From the docstring of evaluate's return in the base trainer class:

    Returns:
        Scalar test loss (if the model has a single output and no metrics)
        or list of scalars (if the model has multiple outputs
        and/or metrics). The attribute `model.metrics_names` will give you
        the display labels for the scalar outputs.

However, the implementation is inconsistent with model.metric_names

@property
def metrics_names(self):
    return [m.name for m in self.metrics]

The above implementation DOES NOT get the submetrics for compiled metrics. What this means is that, if you have multiple compiled metrics, model.evaluate and model.metrics_names will not be lists of the same size, which is what is expected from the docstring shared above.

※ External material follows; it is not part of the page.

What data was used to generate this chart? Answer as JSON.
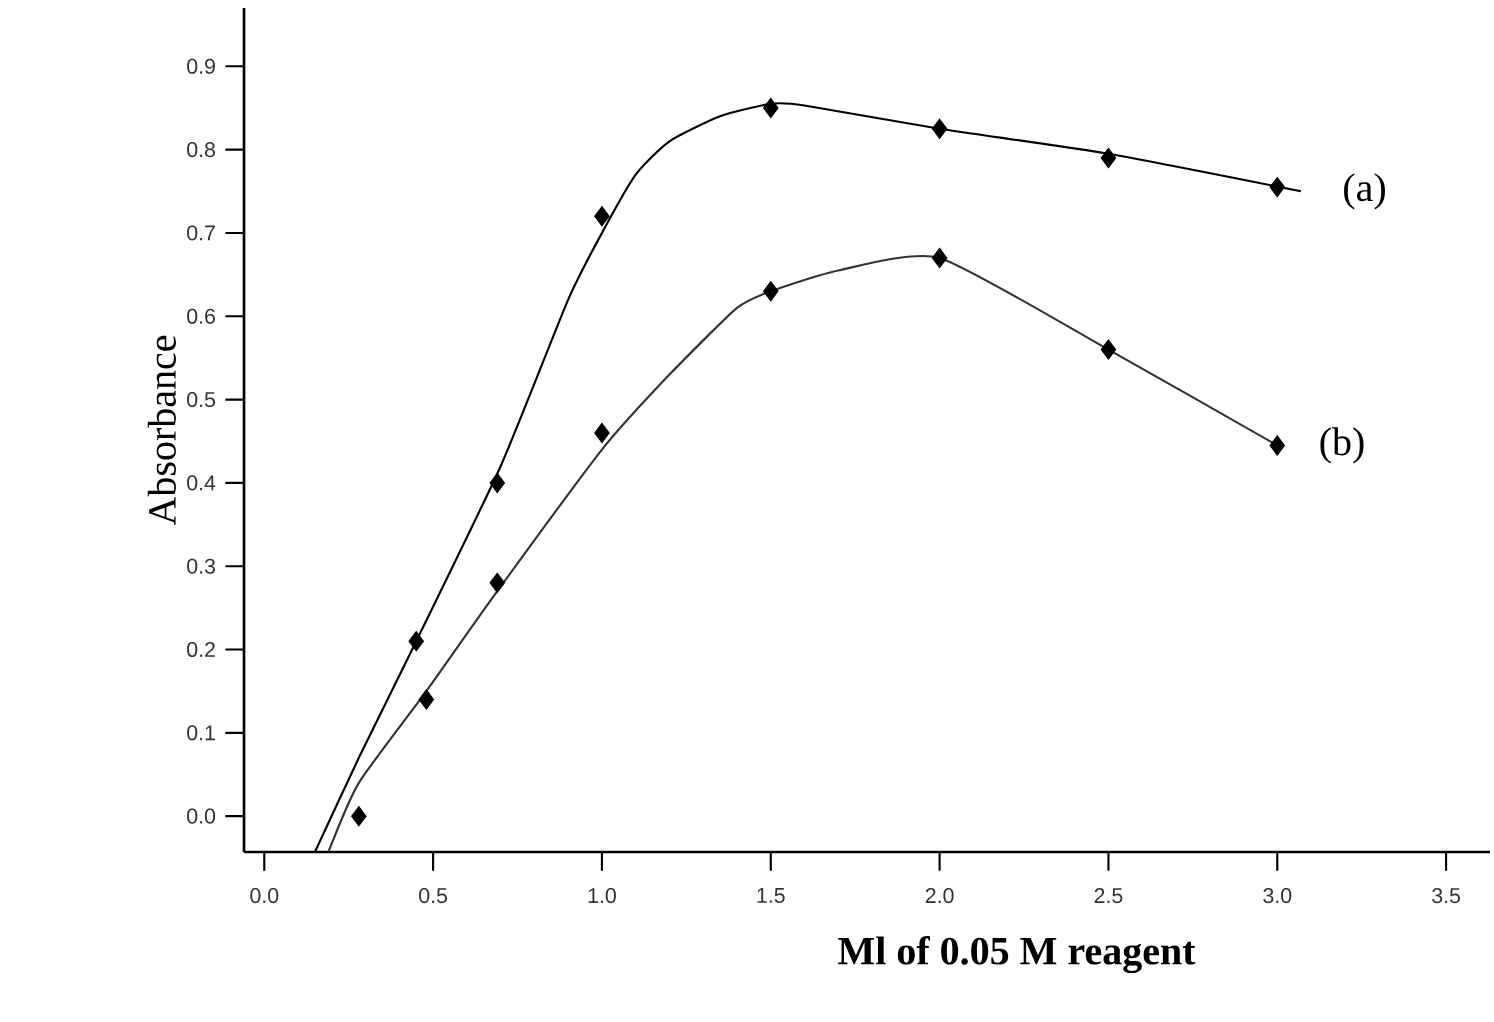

Looking at the base Trainer class, I can see the function _flatten_metrics_in_order has more of what I would expect. And looking at the tensorflow Trainer evaluate, this function is exactly what gets called for the output of evaluate (which is why it does not match the docs):

def _flatten_metrics_in_order(self, logs):
    """Turns `logs` dict into a list as per key order of `metrics_names`."""
    metric_names = []
    for metric in self.metrics:
        if isinstance(metric, CompileMetrics):
            metric_names += [
                sub_metric.name for sub_metric in metric.metrics
            ]
        else:
            metric_names.append(metric.name)
    # the rest of the implementation here is irrelevant

Hence, to interact correctly with evaluate, the below should be the implementation of metrics_names

@property
def metrics_names(self):
    metric_names = []
    for metric in self.metrics:
        if isinstance(metric, CompileMetrics):
            metric_names += [
                sub_metric.name for sub_metric in metric.metrics
            ]
        else:
            metric_names.append(metric.name)
    return metric_names

However, since metrics_names is a part of the exposed API, this could easily break other peoples code if they depend on it. So maybe this should be exposed through a different route?

Regardless, I'll make my own utility function for now for my needs, but seems that this should be addressed directly in keras eventually. Maybe even just with a docs update?